Karoline Schuch wird 1981 in Jena geboren. Nach dem Abitur übernimmt sie eine Hauptrolle in der Vorabendserie „Verbotene Liebe“, bevor sie in der Film- und Fernsehlandschaft durchstartet. Seither wirkt die Schauspielerin in etlichen Produktionen mit, u.a. in Claudia Prietzels „Der Puppenträger“ und seit  2001 als Tochter des WDR-„Tatort“-Kommissars Schenk (Dietmar Bär).
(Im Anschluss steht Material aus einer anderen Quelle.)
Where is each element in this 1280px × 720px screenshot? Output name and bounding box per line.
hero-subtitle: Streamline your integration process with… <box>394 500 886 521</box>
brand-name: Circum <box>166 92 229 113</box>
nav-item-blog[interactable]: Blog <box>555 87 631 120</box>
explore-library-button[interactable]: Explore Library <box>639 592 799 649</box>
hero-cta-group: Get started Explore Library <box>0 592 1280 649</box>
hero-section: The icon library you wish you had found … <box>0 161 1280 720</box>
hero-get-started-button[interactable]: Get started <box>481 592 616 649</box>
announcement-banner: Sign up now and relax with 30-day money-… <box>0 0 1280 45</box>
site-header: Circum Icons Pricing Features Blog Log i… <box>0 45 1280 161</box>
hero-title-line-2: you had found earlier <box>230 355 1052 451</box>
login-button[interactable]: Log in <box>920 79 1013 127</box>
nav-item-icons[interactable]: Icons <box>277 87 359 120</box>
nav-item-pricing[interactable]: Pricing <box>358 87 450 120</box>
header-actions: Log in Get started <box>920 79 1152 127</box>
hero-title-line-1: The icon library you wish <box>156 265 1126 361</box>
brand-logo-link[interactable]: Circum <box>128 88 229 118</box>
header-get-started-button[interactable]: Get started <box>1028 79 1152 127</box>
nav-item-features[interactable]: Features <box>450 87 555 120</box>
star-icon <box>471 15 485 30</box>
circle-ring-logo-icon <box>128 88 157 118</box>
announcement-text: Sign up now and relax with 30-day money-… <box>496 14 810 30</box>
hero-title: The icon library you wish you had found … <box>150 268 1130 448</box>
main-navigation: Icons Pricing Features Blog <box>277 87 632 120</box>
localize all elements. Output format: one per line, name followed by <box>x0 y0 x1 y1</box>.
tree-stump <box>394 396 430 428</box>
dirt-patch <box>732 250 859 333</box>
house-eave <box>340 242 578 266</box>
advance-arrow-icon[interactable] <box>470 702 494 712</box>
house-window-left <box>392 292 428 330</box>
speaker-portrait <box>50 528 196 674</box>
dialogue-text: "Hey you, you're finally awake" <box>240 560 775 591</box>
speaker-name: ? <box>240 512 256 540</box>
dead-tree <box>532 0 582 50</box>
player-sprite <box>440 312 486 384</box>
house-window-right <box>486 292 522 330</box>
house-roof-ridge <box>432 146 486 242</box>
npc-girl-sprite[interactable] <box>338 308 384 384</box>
Parallel steht sie auch weiterhin für Hochschulfilme wie „Tougher Yet“ und „Zepp“ vor der Kamera.


© Steffen Roth

Es folgen weitere anspruchsvolle Rollen in Claudia Prietzels „Der Puppengräber“, Matthias Tiefenbachers „Die Schönste aus Bitterfeld“, sowie Margarethe von Trottas „Die andere Frau“. 2008 ist sie in dem Film „Einer bleibt sitzen“ neben Volker Bruch und Trystan Pütter zu sehen, in der Märchenverfilmung „Das tapfere Schneiderlein“ sowie in einer Episodenhauptrolle in dem Frankfurter Tatort „Bevor es dunkel wird“. Für diese Rolle erhält sie in dem selbigen Jahr den Günter-Strack-Nachwuchspreis. 2009 folgt der ZDF-Dreiteiler "Krupp - Eine Familie zwischen Krieg und Frieden", ein Gastauftritt bei Til Schweigers Kinoerfolg „Zweiohrküken“, der ProSieben-Movie "Killerjagd - Töte mich, wenn du kannst", Christian Klandts preisgekrönter Debütfilm „Weltstadt“ (u.a. „Silver Zenith des Montreal World Filmfestivals“) und  Uli Edels „Zeiten ändern dich“ - Die Geschichte des Musikers BUSHIDO. Neben ihrer Arbeit als Schauspielerin schliesst Karoline Schuch 2010 ihr Diplomstudium im Fach Psychologie an der Freien Universität Berlin mit „sehr gut“ ab. Aktuelle Projekte der Wahlberlinerin sind: der Debütfilm „Puppe, Icke und der Dicke“, Marc Rothemunds Komödie „Man tut was man kann“ und Til Schweigers Actiondrama „Schutzengel“, in dem sie die Hauptrolle übernimmt.